While neither of these is considered a “spiritual” planet, each signifies a process of frank evaluation, reviewing what works, what doesn’t and, most importantly, what’s “real.”
Assessing what is in the best interests of the individual and of the collective – what’s good for everyone, not from the perspective of finances, but a more fundamental kind of security.
This conflict is occurring every day in the lives of every person.
But there are two examples, one on the national scene in the USA, and one that influences every country in the world.
First is the battle over health care provision in the US.
That involves ensuring every person can, and will, have access to medical care, should they need it.
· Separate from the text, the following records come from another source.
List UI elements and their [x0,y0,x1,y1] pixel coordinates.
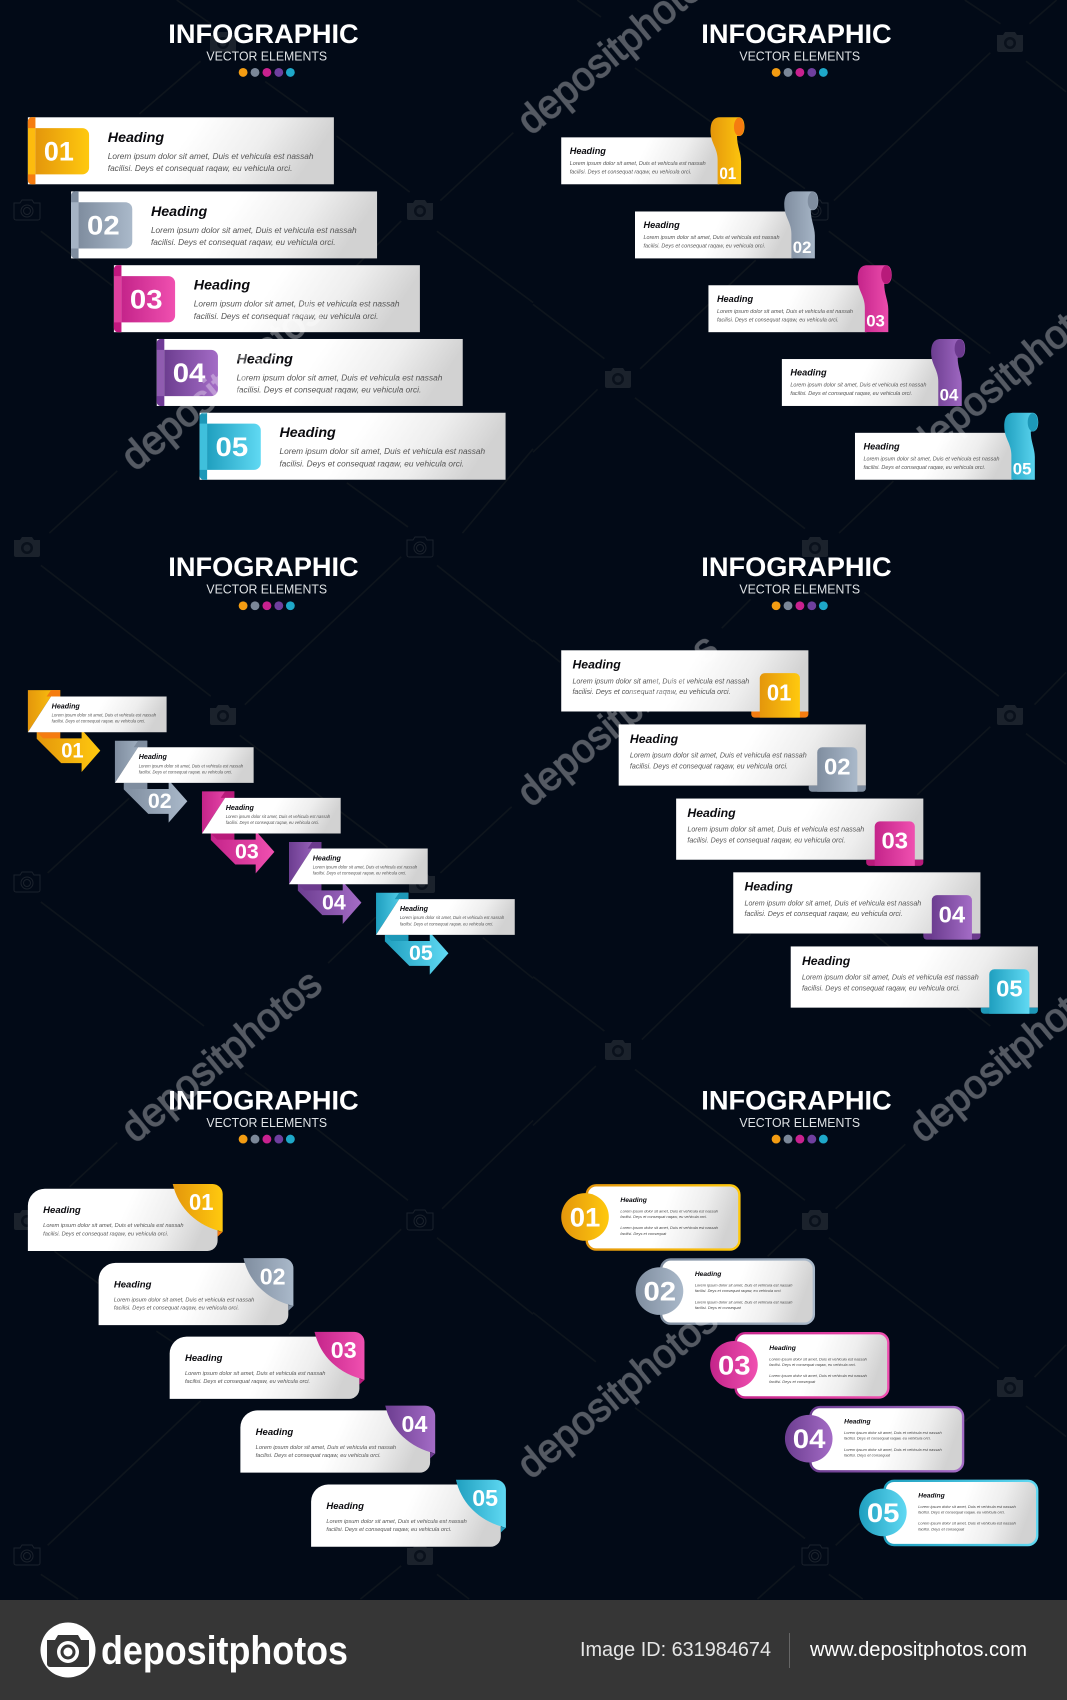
step 02: Lorem ipsum dolor sit amet, Duis et vehicula est nassah [151,226,357,235]
title: VECTOR ELEMENTS [206,49,327,64]
step 01: Lorem ipsum dolor sit amet, Duis et vehicula est nassah [620,1226,718,1230]
step 04: 04 [402,1411,428,1437]
step 04: 04 [939,901,965,927]
step 05: Lorem ipsum dolor sit amet, Duis et vehicula est nassah [918,1505,1016,1509]
step 05: facilisi. Deys et consequat raqaw, eu vehicula orci. [802,984,960,992]
step 03: Lorem ipsum dolor sit amet, Duis et vehicula est nassah [717,309,853,315]
step 05: Heading [326,1501,364,1512]
step 02: Heading [630,732,679,746]
title: VECTOR ELEMENTS [206,582,327,597]
step 04 [240,1406,435,1473]
step 01: 01 [767,679,792,705]
title: INFOGRAPHIC [168,18,359,49]
step 04: 04 [322,891,346,914]
step 02: 02 [793,239,811,257]
step 01 [561,117,744,184]
step 04: Heading [844,1419,871,1426]
step 01: facilisi. Deys et consequat [620,1232,667,1236]
step 01: Lorem ipsum dolor sit amet, Duis et vehicula est nassah [52,713,157,718]
step 04: facilisi. Deys et consequat raqaw, eu vehicula orci. [744,910,903,918]
step 02: Lorem ipsum dolor sit amet, Duis et vehicula est nassah [114,1297,254,1303]
step 01: Lorem ipsum dolor sit amet, Duis et vehicula est nassah [43,1223,184,1229]
step 02 [99,1258,293,1325]
step 03: Heading [687,806,736,820]
step 04: Lorem ipsum dolor sit amet, Duis et vehicula est nassah [844,1431,942,1435]
step 03 [170,1332,364,1399]
step 02: 02 [824,753,851,779]
step 05 [859,1481,1037,1545]
step 05: Heading [279,425,336,441]
step 01: Heading [570,146,606,156]
step 03 [676,799,923,866]
step 02 [635,191,818,258]
step 05: Heading [802,954,851,968]
step 03: facilisi. Deys et consequat raqaw, eu vehicula orci. [769,1363,856,1367]
title [168,1085,359,1144]
step 04 [289,842,428,924]
step 04 [157,339,463,406]
step 02: Lorem ipsum dolor sit amet, Duis et vehicula est nassah [695,1284,792,1288]
step 05: facilisi. Deys et consequat raqaw, eu vehicula orci. [326,1527,452,1533]
panel: slanted cards with arrows [28,551,515,975]
step 04: Heading [313,854,342,862]
title [701,1085,892,1144]
step 05: 05 [996,975,1023,1001]
step 05: facilisi. Deys et consequat raqaw, eu vehicula orci. [918,1510,1005,1514]
panel: outlined cards with number circles [561,1085,1037,1545]
step 03 [202,791,341,873]
step 02: facilisi. Deys et consequat raqaw, eu vehicula orci. [630,762,788,770]
icon: camera logo [40,1622,96,1678]
diagonal watermarks: depositphotos [113,289,330,479]
step 04: 04 [940,387,958,405]
step 05 [376,893,515,975]
step 01: Heading [108,130,164,146]
step 02: 02 [644,1276,676,1307]
step 05: Lorem ipsum dolor sit amet, Duis et vehicula est nassah [918,1522,1016,1526]
step 01: 01 [189,1189,214,1215]
step 01: Lorem ipsum dolor sit amet, Duis et vehicula est nassah [570,161,706,167]
step 02: 02 [260,1263,286,1289]
step 04: facilisi. Deys et consequat raqaw, eu vehicula orci. [313,871,406,876]
step 05: facilisi. Deys et consequat raqaw, eu vehicula orci. [279,459,464,468]
step 02: facilisi. Deys et consequat raqaw, eu vehicula orci. [114,1305,239,1311]
step 05: 05 [472,1485,498,1511]
step 02: facilisi. Deys et consequat raqaw, eu vehicula orci. [644,244,765,250]
title [168,18,359,77]
step 01: Heading [43,1205,81,1216]
step 03: Lorem ipsum dolor sit amet, Duis et vehicula est nassah [226,814,331,819]
title: VECTOR ELEMENTS [739,582,860,597]
title: INFOGRAPHIC [701,551,892,582]
step 03: facilisi. Deys et consequat raqaw, eu vehicula orci. [185,1379,310,1385]
step 01 [28,690,167,772]
title: INFOGRAPHIC [168,1085,359,1116]
step 02: Lorem ipsum dolor sit amet, Duis et vehicula est nassah [695,1300,792,1304]
step 01: facilisi. Deys et consequat raqaw, eu vehicula orci. [108,164,292,173]
title: VECTOR ELEMENTS [206,1115,327,1130]
title [701,18,892,77]
step 04: facilisi. Deys et consequat raqaw, eu vehicula orci. [790,391,912,397]
diagonal watermarks: depositphotos [509,625,726,815]
step 04: 04 [173,357,205,388]
panel: cards with bottom right tabs [561,551,1038,1014]
step 05: facilisi. Deys et consequat raqaw, eu vehicula orci. [400,921,493,926]
step 04: Lorem ipsum dolor sit amet, Duis et vehicula est nassah [237,373,443,382]
step 05: Lorem ipsum dolor sit amet, Duis et vehicula est nassah [326,1519,467,1525]
title: INFOGRAPHIC [701,18,892,49]
title: VECTOR ELEMENTS [739,49,860,64]
step 04: facilisi. Deys et consequat raqaw, eu vehicula orci. [256,1453,381,1459]
step 01 [28,1184,223,1251]
step 03: 03 [866,313,885,331]
step 02: 02 [148,790,172,813]
step 01 [561,1185,739,1250]
diagonal watermarks: depositphotos [113,961,330,1151]
step 04 [733,872,980,940]
step 05 [311,1480,506,1547]
diagonal watermarks [113,0,1067,1487]
step 03: Heading [185,1353,223,1364]
title: INFOGRAPHIC [701,1085,892,1116]
step 01: Lorem ipsum dolor sit amet, Duis et vehicula est nassah [620,1210,718,1214]
step 01: facilisi. Deys et consequat raqaw, eu vehicula orci. [570,169,691,175]
step 04: Heading [744,880,793,894]
step 04 [782,339,965,406]
step 03 [114,265,420,332]
image id: Image ID: 631984674 [580,1639,771,1661]
step 03: 03 [331,1337,357,1363]
step 03: Lorem ipsum dolor sit amet, Duis et vehicula est nassah [687,826,864,834]
step 03 [710,1333,888,1398]
step 02: facilisi. Deys et consequat raqaw, eu vehicula orci. [151,238,336,247]
step 02: Heading [114,1279,152,1290]
step 05: 05 [867,1497,900,1528]
step 01 [561,650,808,718]
step 02: 02 [87,210,120,241]
title: VECTOR ELEMENTS [739,1115,860,1130]
step 01: Lorem ipsum dolor sit amet, Duis et vehicula est nassah [108,152,314,161]
step 03: Heading [717,294,754,304]
step 05 [855,413,1038,480]
step 02 [71,191,377,258]
step 03: 03 [882,828,908,854]
step 03: facilisi. Deys et consequat raqaw, eu vehicula orci. [717,317,839,323]
step 02: Lorem ipsum dolor sit amet, Duis et vehicula est nassah [630,751,807,759]
step 04: Heading [237,351,293,367]
step 01: Heading [620,1197,648,1204]
logo wordmark: depositphotos [101,1629,348,1673]
step 04: Lorem ipsum dolor sit amet, Duis et vehicula est nassah [313,865,418,870]
step 02: Lorem ipsum dolor sit amet, Duis et vehicula est nassah [139,763,244,768]
panel: rounded cards with corner folds [28,1085,506,1547]
step 04: Heading [790,368,827,378]
step 05 [200,413,506,480]
step 03: Heading [226,804,255,812]
step 04: Lorem ipsum dolor sit amet, Duis et vehicula est nassah [744,899,921,907]
step 04: facilisi. Deys et consequat raqaw, eu vehicula orci. [844,1437,931,1441]
step 03: 03 [130,283,163,314]
step 05: facilisi. Deys et consequat raqaw, eu vehicula orci. [863,465,985,471]
step 02: Lorem ipsum dolor sit amet, Duis et vehicula est nassah [644,235,780,241]
step 05: Lorem ipsum dolor sit amet, Duis et vehicula est nassah [802,973,979,981]
step 04: Lorem ipsum dolor sit amet, Duis et vehicula est nassah [790,383,926,389]
step 02: Heading [695,1271,722,1278]
step 05: facilisi. Deys et consequat [918,1527,965,1531]
step 01: 01 [570,1201,600,1232]
title [168,551,359,610]
step 05: Heading [918,1492,946,1499]
step 01: facilisi. Deys et consequat raqaw, eu vehicula orci. [620,1215,707,1219]
step 03: Heading [194,278,250,294]
step 05: Heading [400,905,429,913]
step 02: facilisi. Deys et consequat raqaw, eu vehicula orci. [139,769,232,774]
step 05: 05 [409,942,433,965]
step 01: facilisi. Deys et consequat raqaw, eu vehicula orci. [52,719,145,724]
step 05 [791,946,1038,1014]
step 05: Lorem ipsum dolor sit amet, Duis et vehicula est nassah [863,456,999,462]
step 02: Heading [151,204,208,220]
step 01: 01 [719,165,736,183]
step 03 [708,265,892,332]
step 04: Lorem ipsum dolor sit amet, Duis et vehicula est nassah [256,1445,396,1451]
step 05: 05 [1013,460,1031,478]
step 01: facilisi. Deys et consequat raqaw, eu vehicula orci. [43,1231,168,1237]
step 02: facilisi. Deys et consequat [695,1306,742,1310]
step 04: Lorem ipsum dolor sit amet, Duis et vehicula est nassah [844,1448,942,1452]
panel: curled ribbons [561,18,1038,480]
title [701,551,892,610]
step 03: facilisi. Deys et consequat raqaw, eu vehicula orci. [226,820,319,825]
step 04: facilisi. Deys et consequat [844,1454,891,1458]
step 03: 03 [718,1349,751,1380]
step 01: Heading [572,658,621,672]
step 04: 04 [793,1423,825,1454]
step 03: Lorem ipsum dolor sit amet, Duis et vehicula est nassah [769,1357,867,1361]
step 03: facilisi. Deys et consequat raqaw, eu vehicula orci. [194,312,378,321]
step 04 [785,1407,963,1471]
step 03: facilisi. Deys et consequat [769,1380,816,1384]
website: www.depositphotos.com [809,1639,1027,1661]
step 01: 01 [61,739,84,762]
step 01: Heading [52,702,80,710]
step 02 [115,741,254,823]
step 02 [636,1259,814,1324]
step 01: facilisi. Deys et consequat raqaw, eu vehicula orci. [572,688,731,696]
step 05: Lorem ipsum dolor sit amet, Duis et vehicula est nassah [279,447,486,456]
step 02: facilisi. Deys et consequat raqaw, eu vehicula orci. [695,1289,782,1293]
step 04: facilisi. Deys et consequat raqaw, eu vehicula orci. [237,386,421,395]
footer bar [0,1600,1067,1700]
panel: numbered tabs on the left [28,18,506,480]
step 02: Heading [139,753,167,761]
step 01: Lorem ipsum dolor sit amet, Duis et vehicula est nassah [572,677,749,685]
step 03: 03 [235,841,259,864]
step 05: 05 [216,431,248,462]
step 02 [619,724,866,792]
step 04: Heading [256,1427,293,1438]
step 03: Lorem ipsum dolor sit amet, Duis et vehicula est nassah [185,1371,325,1377]
step 01 [28,117,334,184]
step 03: Heading [769,1345,797,1352]
step 05: Heading [863,441,900,451]
title: INFOGRAPHIC [168,551,359,582]
step 03: facilisi. Deys et consequat raqaw, eu vehicula orci. [687,836,845,844]
step 03: Lorem ipsum dolor sit amet, Duis et vehicula est nassah [769,1374,867,1378]
step 01: 01 [44,135,74,166]
step 02: Heading [644,220,680,230]
step 05: Lorem ipsum dolor sit amet, Duis et vehicula est nassah [400,915,505,920]
step 03: Lorem ipsum dolor sit amet, Duis et vehicula est nassah [194,300,400,309]
diagonal watermarks: depositphotos [509,1297,726,1487]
But this means balancing the requirements of the numerous businesses which are profiting from existing arrangements, while answering the needs of the population as a whole.
Similarly, on a worldwide basis, on going issues with finances in general, and banks in particular, address the needs of individual consumers and a business sector that must be redefined because it exists in a changing world.
Yet, these changes must be made in a world in which – to state the obvious – cash must continue to flow.
The problems involved are complex.
So much that it’s easy to be swayed, if not confused, by each faction’s explanations of the facts – as they see them.
However, Saturn emphasizes practicality and Pluto, truth, which means that it’s time for every individual and every industry, including these behemoths, to first, face the facts. And then, having acknowledged sometimes difficult truths, to think as much about what the well being of the group as about their own survival and interests.
Return to that first Thanksgiving, with people helping others, and the process of creating a new approach to health care, to the banking world and addressing the economic realignment sweeping in terms of that first Thanksgiving and a very different strategy emerges.
What emerges is a Thanksgiving that isn’t just based on protecting one’s own interests but on joint interests.
And just as the Indians taught the pilgrims how to live through New England’s arctic winters, and learned how to raise – and cook – corn, turkey, potatoes and cranberries, humanity is learning how to look after itself, as a group – after its collective welfare – in a completely new way.
And perhaps, in honour of this holiday which accents humanity’s nobler characteristics of generosity and good will, instead of bemoaning the world’s woes, we might instead commit to becoming part of the solution.